A Well-Meaning But Expensive Idea In New York Goes National

Last year, Attorney General Andrew Cuomo of New York accused the major national health plans of underpaying health care providers because they were using a database from Ingenix which set “usual and customary” prices too low. In January, the health plans settled, agreeing to pay a penalty and fund a nonprofit organization that would set prices fairly and transparently. See an older post for a further explanation of this issue.

Now, Senator Jay Rockefeller has convened the Commerce Committee to investigate the issue nationally. The preliminary conclusion is that “large health insurers in every region of the country are relying on faulty databases to underpay millions of valid insurance claims.”

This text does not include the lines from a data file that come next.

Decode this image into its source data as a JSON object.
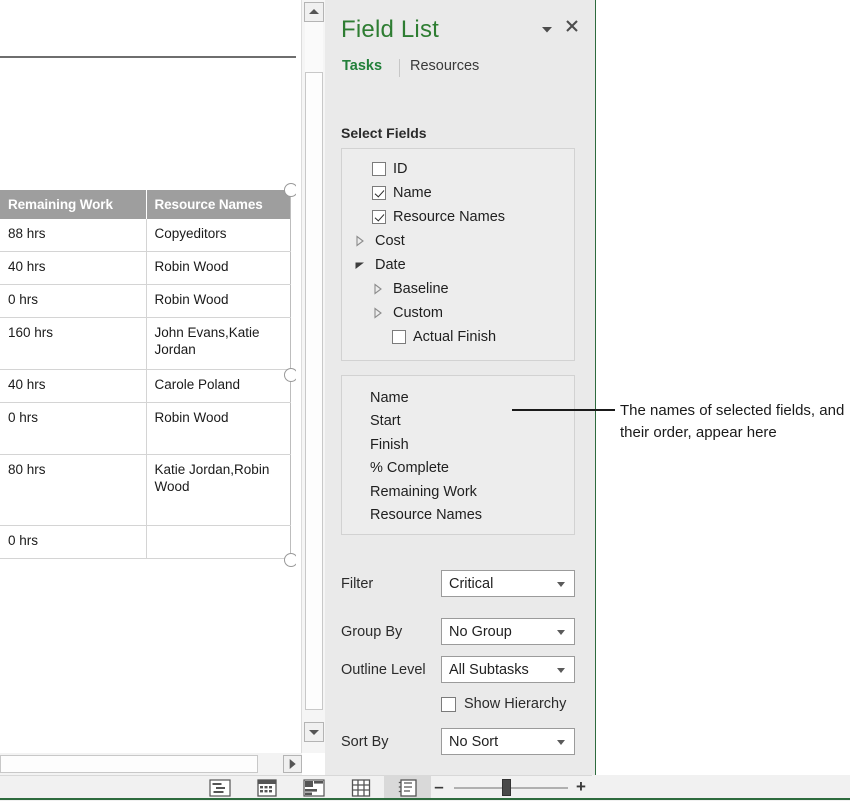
{
  "sheet": {
    "columns": [
      "Remaining Work",
      "Resource Names"
    ],
    "rows": [
      {
        "remaining_work": "88 hrs",
        "resource_names": "Copyeditors"
      },
      {
        "remaining_work": "40 hrs",
        "resource_names": "Robin Wood"
      },
      {
        "remaining_work": "0 hrs",
        "resource_names": "Robin Wood"
      },
      {
        "remaining_work": "160 hrs",
        "resource_names": "John Evans,Katie Jordan"
      },
      {
        "remaining_work": "40 hrs",
        "resource_names": "Carole Poland"
      },
      {
        "remaining_work": "0 hrs",
        "resource_names": "Robin Wood"
      },
      {
        "remaining_work": "80 hrs",
        "resource_names": "Katie Jordan,Robin Wood"
      },
      {
        "remaining_work": "0 hrs",
        "resource_names": ""
      }
    ]
  },
  "pane": {
    "title": "Field List",
    "collapse_icon": "chevron-down-icon",
    "close_icon": "close-icon",
    "tabs": [
      {
        "label": "Tasks",
        "active": true
      },
      {
        "label": "Resources",
        "active": false
      }
    ],
    "select_fields_label": "Select Fields",
    "field_tree": [
      {
        "label": "ID",
        "type": "checkbox",
        "checked": false,
        "indent": 0
      },
      {
        "label": "Name",
        "type": "checkbox",
        "checked": true,
        "indent": 0
      },
      {
        "label": "Resource Names",
        "type": "checkbox",
        "checked": true,
        "indent": 0
      },
      {
        "label": "Cost",
        "type": "group",
        "expanded": false,
        "indent": 0
      },
      {
        "label": "Date",
        "type": "group",
        "expanded": true,
        "indent": 0
      },
      {
        "label": "Baseline",
        "type": "group",
        "expanded": false,
        "indent": 1
      },
      {
        "label": "Custom",
        "type": "group",
        "expanded": false,
        "indent": 1
      },
      {
        "label": "Actual Finish",
        "type": "checkbox",
        "checked": false,
        "indent": 2
      }
    ],
    "selected_fields": [
      "Name",
      "Start",
      "Finish",
      "% Complete",
      "Remaining Work",
      "Resource Names"
    ],
    "controls": {
      "filter_label": "Filter",
      "filter_value": "Critical",
      "group_label": "Group By",
      "group_value": "No Group",
      "outline_label": "Outline Level",
      "outline_value": "All Subtasks",
      "show_hierarchy_label": "Show Hierarchy",
      "show_hierarchy_checked": false,
      "sort_label": "Sort By",
      "sort_value": "No Sort"
    },
    "accent_color": "#2e7d32",
    "active_tab_color": "#22803a"
  },
  "annotation": {
    "text": "The names of selected fields, and their order, appear here"
  },
  "statusbar": {
    "views": [
      {
        "name": "gantt-chart-view-icon",
        "active": false
      },
      {
        "name": "task-usage-view-icon",
        "active": false
      },
      {
        "name": "team-planner-view-icon",
        "active": false
      },
      {
        "name": "resource-sheet-view-icon",
        "active": false
      },
      {
        "name": "report-view-icon",
        "active": true
      }
    ],
    "zoom_out_label": "–",
    "zoom_in_label": "+"
  }
}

There’s a real conundrum here. In the US, we have a serious unit cost problem. We have fewer hospitalizations, fewer office visits, and fewer prescriptions than other OECD countries– yet our cost per unit of service is so high that we spend more than twice as much on health care as western European countries while we leave over 15% of our population uninsured.

Bashing the health plans is popular, to be sure. Further, United’s ownership of Ingenix does appear to be a conflict of interest. But the fruit of Cuomo’s labor is that effective unit prices will be even higher, and physicians who have a high amount of leverage are more likely to opt out of health plan contracts with set fee schedules and demand higher payment, driving unit costs higher still. As we struggle with how to afford health care, this is a step backward. Hopefully, the Senate Commerce Committee will not pursue a legislative remedy that will make health care even less affordable.